Cloud vendors have lately been releasing their own CI/CD tools to their customers. In some cases, these are extensions of existing tools, such as Microsoft Visual Team Studio on Azure. Google’s recently announced Cloud Build as well as AWS CodeDeploy and CodePipeline are CI/CD tools developed specifically for their cloud environments. Cloud CI/CD tools are rarely all-encompassing and often rely on other open source or commercial products, such as Jenkins or Git, to achieve a full CI/CD pipeline.
These products represent more than just new entries into an increasingly crowded CI/CD market. They are clearly part of a longer-term strategy by cloud service providers to become so integrated into the DevOps pipeline that moving to a new vendor or adopting a multi-cloud strategy would be much more difficult. Many developers start with a single cloud service provider in order to explore cloud computing and deploy their initial applications.
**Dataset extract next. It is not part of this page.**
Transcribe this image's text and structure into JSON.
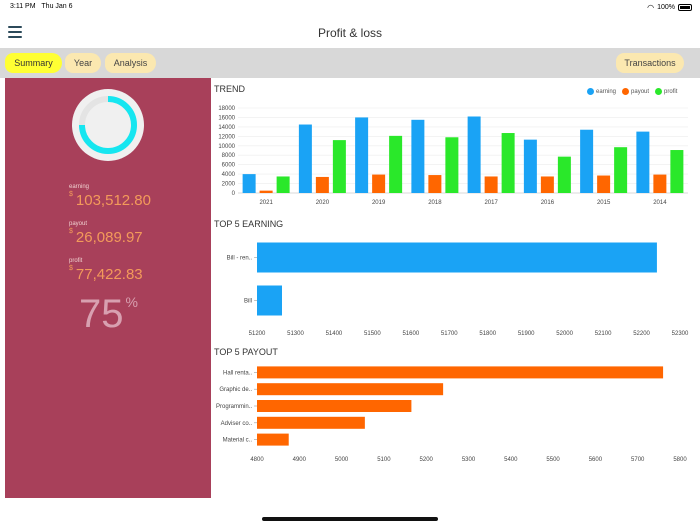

Adopting the cloud vendor’s CI/CD tools embeds the cloud vendor deeply in the development process. The cloud service provider is no longer sitting at the end of the development pipeline; They are integrated and vital to the development process itself. Even in the case where the cloud service provider CI/CD tools support hybrid cloud deployments, they are always designed for the cloud vendors own offerings. Google Cloud Build and Microsoft Visual Studio certainly follow this model.
There is danger for commercial vendors of CI/CD products outside these cloud vendors. They are now competing with native products, integrated into the sales and technical environment of the cloud vendor. Purchasing products from a cloud vendor is as easy as buying anything else from the cloud portal and they are immediately aware of the services the cloud vendor offers. No fuss, no muss.
This isn’t a problem for companies committed to a particular cloud service provider. Using native tools designed for the primary environment offers better integration, less work, and ease of use that is hard to achieve with external tools. The cost of these tools is often utility-based and, hence, elastic based on the amount of work product flowing through the pipeline. The trend toward native cloud CI/CD tools also helps explain Microsoft’s purchase of GitHub. GitHub, while cloud agnostic, will be much for powerful when completely integrated into Azure – for Microsoft customers anyway.
Building tools that strongly embed a particular cloud vendor into the DevOps pipeline is clearly strategic even if it promotes monoculture. There will be advantages for customers as well as cloud vendors. It remains to be seen if the advantages to customers overcome the inevitable vendor lock-in that the CI/CD tools are meant to create.